Wrestling thrives on unpredictability. The thrill of not knowing what’s about to happen is a big part of the sport’s appeal, and while there are many legitimate gripes towards WWE’s current product, fans keep tuning in on the hope that something unexpected might just happen. The sport appeals for a number of other reasons, but this is undoubtedly a huge part of it.
As with any other form of entertainment, however, wrestling relies heavily on formula. Spend enough time watching WWE and you’ll soon become familiar with the company’s booking patterns. WWE’s stories exist almost entirely within such formulas: this has not only stripped the company’s predictability away, but resulted in a number of done-to-death clichés that only stifle Raw and SmackDown.
Clichés aren’t just a distraction, but a sign of lazy writing. They show a stark lack of imagination from WWE’s creative team and, at times, make the product unbearably boring. Some are inevitable in such a structured environment, but others fly in the face of logic and common sense, and only succeed in driving fans away.
WWE’s over-reliance on trite, tired clichés continues in 2016. The company repeatedly trot-out overused storytelling tropes that might have worked 20 years ago, but certainly don’t today. Wrestling is almost pointless if you can’t suspend your disbelief, and these aspects of WWE programming make it impossible to do so.
Here are 10 awful WWE clichés that refuse to go away.
10. Escaping The Cage
Steel cage matches are a great concept in theory. The gimmick debuted in Atlanta back in 1937, when the ring was surrounded by chicken wire to keep the wrestlers in the ring, force them to engage, and prevent interference. This remains the match type’s key narrative today, but cage matches have evolved immeasurably over the years, and they’ve now been diluted to the point of irrelevance.

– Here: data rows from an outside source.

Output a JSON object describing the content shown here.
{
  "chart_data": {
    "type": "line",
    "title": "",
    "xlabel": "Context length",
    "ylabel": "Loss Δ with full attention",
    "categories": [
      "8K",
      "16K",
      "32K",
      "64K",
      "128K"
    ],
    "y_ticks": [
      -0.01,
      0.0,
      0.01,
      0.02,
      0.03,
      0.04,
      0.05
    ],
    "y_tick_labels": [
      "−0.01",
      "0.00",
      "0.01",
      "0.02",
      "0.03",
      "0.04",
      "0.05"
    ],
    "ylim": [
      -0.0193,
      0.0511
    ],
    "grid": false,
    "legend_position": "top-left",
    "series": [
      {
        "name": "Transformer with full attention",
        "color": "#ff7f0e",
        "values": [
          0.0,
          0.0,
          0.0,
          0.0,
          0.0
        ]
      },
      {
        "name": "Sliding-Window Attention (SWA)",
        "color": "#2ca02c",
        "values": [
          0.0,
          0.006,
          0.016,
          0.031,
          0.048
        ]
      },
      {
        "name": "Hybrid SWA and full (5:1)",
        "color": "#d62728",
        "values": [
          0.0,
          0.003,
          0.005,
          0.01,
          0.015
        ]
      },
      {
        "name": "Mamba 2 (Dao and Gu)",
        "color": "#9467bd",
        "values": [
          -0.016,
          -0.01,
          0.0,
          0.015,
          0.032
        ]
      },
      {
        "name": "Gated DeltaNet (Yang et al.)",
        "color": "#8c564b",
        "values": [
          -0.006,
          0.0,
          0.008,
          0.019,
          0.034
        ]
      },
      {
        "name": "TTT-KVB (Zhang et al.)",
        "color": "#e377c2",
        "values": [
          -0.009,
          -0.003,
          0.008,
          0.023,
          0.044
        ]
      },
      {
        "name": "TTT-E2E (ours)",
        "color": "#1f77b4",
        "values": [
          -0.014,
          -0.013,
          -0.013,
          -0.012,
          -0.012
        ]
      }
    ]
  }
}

The problems stem from the escape stipulation, and the fact that a wrestler can win either by climbing over the top, or by simply walking out of the door. The concept of “winning” by literally fleeing your opponent is absurd enough, and this is compounded when you consider the smaller details.
If the door’s unlocked and an official’s standing there ready to open it, why wouldn’t the heel just make a beeline for it as soon as the bell rings? If the idea is that these guys are supposed stuck inside the cage with each other, then shouldn’t this loophole be eliminated?

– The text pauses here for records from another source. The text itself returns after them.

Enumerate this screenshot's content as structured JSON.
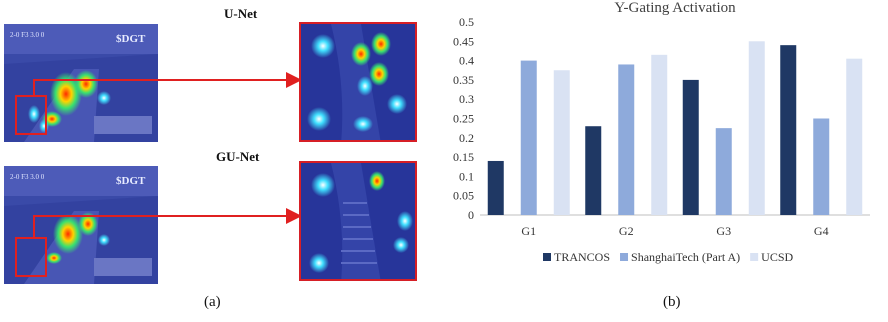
{
  "panels": {
    "a": {
      "label": "(a)",
      "top_title": "U-Net",
      "bottom_title": "GU-Net",
      "frame_text": "$DGT",
      "frame_code": "2-0 F3 3.0 0"
    },
    "b": {
      "label": "(b)"
    }
  },
  "colors": {
    "TRANCOS": "#1f3864",
    "ShanghaiTech (Part A)": "#8eaadb",
    "UCSD": "#d9e2f3",
    "highlight": "#e02020"
  },
  "chart_data": {
    "type": "bar",
    "title": "Y-Gating Activation",
    "categories": [
      "G1",
      "G2",
      "G3",
      "G4"
    ],
    "series": [
      {
        "name": "TRANCOS",
        "values": [
          0.14,
          0.23,
          0.35,
          0.44
        ]
      },
      {
        "name": "ShanghaiTech (Part A)",
        "values": [
          0.4,
          0.39,
          0.225,
          0.25
        ]
      },
      {
        "name": "UCSD",
        "values": [
          0.375,
          0.415,
          0.45,
          0.405
        ]
      }
    ],
    "ylim": [
      0,
      0.5
    ],
    "yticks": [
      "0",
      "0.05",
      "0.1",
      "0.15",
      "0.2",
      "0.25",
      "0.3",
      "0.35",
      "0.4",
      "0.45",
      "0.5"
    ],
    "grid": false,
    "legend": "bottom"
  }
}
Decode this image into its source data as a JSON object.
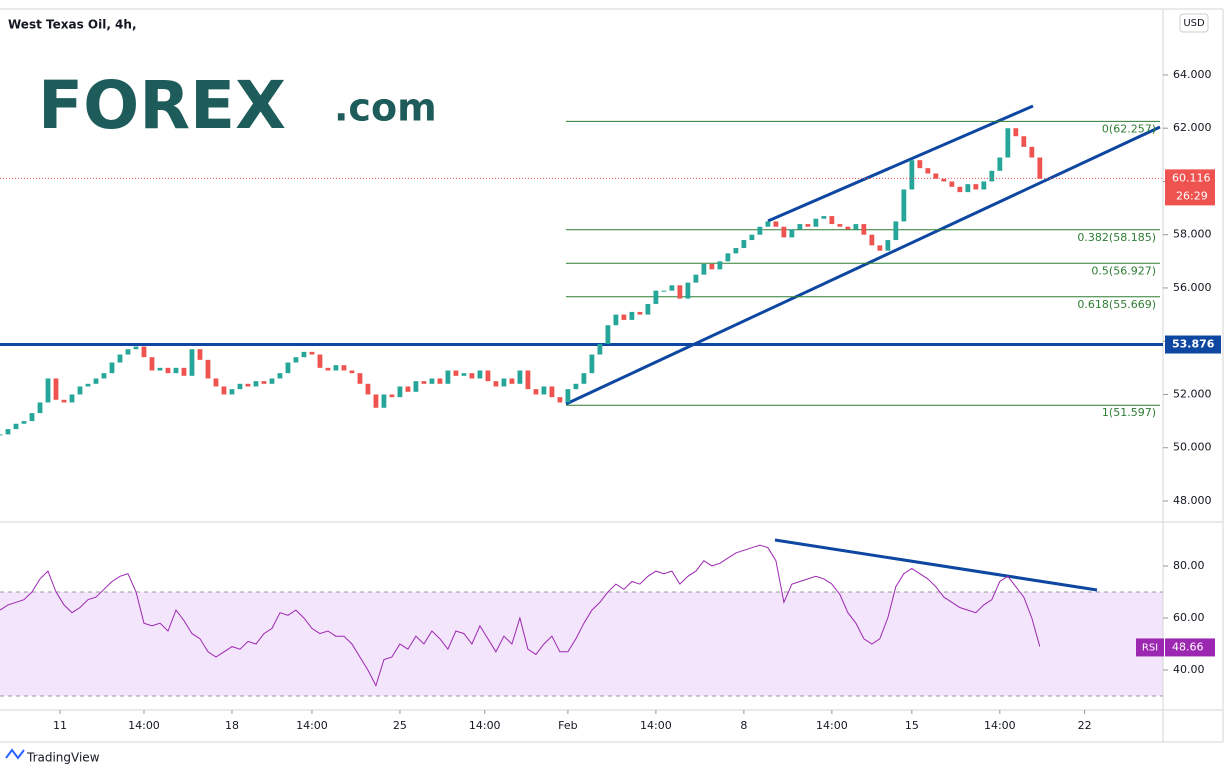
{
  "chart_data": {
    "type": "candlestick",
    "title": "West Texas Oil, 4h,",
    "currency": "USD",
    "logo": "FOREX",
    "logo_suffix": ".com",
    "footer": "TradingView",
    "up_color": "#26a69a",
    "down_color": "#ef5350",
    "close": [
      50.5,
      50.7,
      50.9,
      51.0,
      51.3,
      51.7,
      52.6,
      51.8,
      51.7,
      52.0,
      52.3,
      52.4,
      52.6,
      52.8,
      53.2,
      53.5,
      53.7,
      53.8,
      53.4,
      52.9,
      53.0,
      52.8,
      53.0,
      52.7,
      53.7,
      53.3,
      52.6,
      52.3,
      52.0,
      52.2,
      52.4,
      52.3,
      52.5,
      52.4,
      52.6,
      52.8,
      53.2,
      53.4,
      53.6,
      53.5,
      53.0,
      52.9,
      53.1,
      52.9,
      52.8,
      52.4,
      52.0,
      51.5,
      52.0,
      51.9,
      52.3,
      52.1,
      52.5,
      52.4,
      52.6,
      52.4,
      52.9,
      52.7,
      52.8,
      52.6,
      52.9,
      52.5,
      52.3,
      52.6,
      52.4,
      52.9,
      52.2,
      52.0,
      52.3,
      51.9,
      51.7,
      52.2,
      52.4,
      52.8,
      53.5,
      53.9,
      54.6,
      55.0,
      54.8,
      55.1,
      55.0,
      55.4,
      55.9,
      55.9,
      56.1,
      55.6,
      56.2,
      56.5,
      56.9,
      56.7,
      57.0,
      57.3,
      57.5,
      57.8,
      58.0,
      58.3,
      58.5,
      58.3,
      57.9,
      58.2,
      58.4,
      58.3,
      58.6,
      58.7,
      58.4,
      58.3,
      58.2,
      58.4,
      58.0,
      57.6,
      57.4,
      57.8,
      58.5,
      59.7,
      60.8,
      60.5,
      60.3,
      60.1,
      60.0,
      59.8,
      59.6,
      59.9,
      59.7,
      60.0,
      60.4,
      60.9,
      62.0,
      61.7,
      61.3,
      60.9,
      60.1
    ],
    "xlim": [
      0,
      145.4
    ],
    "xticks": [
      {
        "value": 7.5,
        "label": "11"
      },
      {
        "value": 18,
        "label": "14:00"
      },
      {
        "value": 29,
        "label": "18"
      },
      {
        "value": 39,
        "label": "14:00"
      },
      {
        "value": 50,
        "label": "25"
      },
      {
        "value": 60.6,
        "label": "14:00"
      },
      {
        "value": 71,
        "label": "Feb"
      },
      {
        "value": 82,
        "label": "14:00"
      },
      {
        "value": 93,
        "label": "8"
      },
      {
        "value": 104,
        "label": "14:00"
      },
      {
        "value": 114,
        "label": "15"
      },
      {
        "value": 125,
        "label": "14:00"
      },
      {
        "value": 135.6,
        "label": "22"
      }
    ],
    "ylim": [
      47.21,
      66.44
    ],
    "yticks": [
      {
        "value": 48,
        "label": "48.000"
      },
      {
        "value": 50,
        "label": "50.000"
      },
      {
        "value": 52,
        "label": "52.000"
      },
      {
        "value": 54,
        "label": "54.000"
      },
      {
        "value": 56,
        "label": "56.000"
      },
      {
        "value": 58,
        "label": "58.000"
      },
      {
        "value": 60,
        "label": "60.000"
      },
      {
        "value": 62,
        "label": "62.000"
      },
      {
        "value": 64,
        "label": "64.000"
      }
    ],
    "last_price": 60.116,
    "countdown": "26:29",
    "level": 53.876,
    "level_color": "#0d47a1",
    "fib": [
      {
        "value": 62.257,
        "label": "0(62.257)"
      },
      {
        "value": 58.185,
        "label": "0.382(58.185)"
      },
      {
        "value": 56.927,
        "label": "0.5(56.927)"
      },
      {
        "value": 55.669,
        "label": "0.618(55.669)"
      },
      {
        "value": 51.597,
        "label": "1(51.597)"
      }
    ],
    "rsi": {
      "name": "RSI",
      "color": "#9c27b0",
      "last": 48.66,
      "band": [
        30,
        70
      ],
      "ylim": [
        24.6,
        96.9
      ],
      "yticks": [
        {
          "value": 40,
          "label": "40.00"
        },
        {
          "value": 60,
          "label": "60.00"
        },
        {
          "value": 80,
          "label": "80.00"
        }
      ],
      "values": [
        63,
        65,
        66,
        67,
        70,
        75,
        78,
        70,
        65,
        62,
        64,
        67,
        68,
        71,
        74,
        76,
        77,
        70,
        58,
        57,
        58,
        55,
        63,
        59,
        54,
        52,
        47,
        45,
        47,
        49,
        48,
        51,
        50,
        54,
        56,
        62,
        61,
        63,
        60,
        56,
        54,
        55,
        53,
        53,
        50,
        45,
        40,
        34,
        44,
        45,
        50,
        48,
        53,
        50,
        55,
        52,
        48,
        55,
        54,
        50,
        57,
        52,
        47,
        53,
        50,
        60,
        48,
        46,
        50,
        53,
        47,
        47,
        52,
        58,
        63,
        66,
        70,
        73,
        71,
        74,
        73,
        76,
        78,
        77,
        78,
        73,
        76,
        78,
        82,
        80,
        81,
        83,
        85,
        86,
        87,
        88,
        87,
        82,
        66,
        73,
        74,
        75,
        76,
        75,
        73,
        69,
        62,
        58,
        52,
        50,
        52,
        60,
        72,
        77,
        79,
        77,
        75,
        72,
        68,
        66,
        64,
        63,
        62,
        65,
        67,
        74,
        76,
        72,
        68,
        60,
        49
      ]
    }
  }
}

Furthermore, most cage match build-ups involve in the heel constantly running from the babyface, but inside a cage, there’s supposedly “nowhere to run.” Then the match happens, and the babyface wins by escaping the cage at the first opportunity… stupid, stupid, stupid.
There are three acceptable ways to win a cage match: pinfall, submission, or knockout. Everything else renders the stipulation pointless.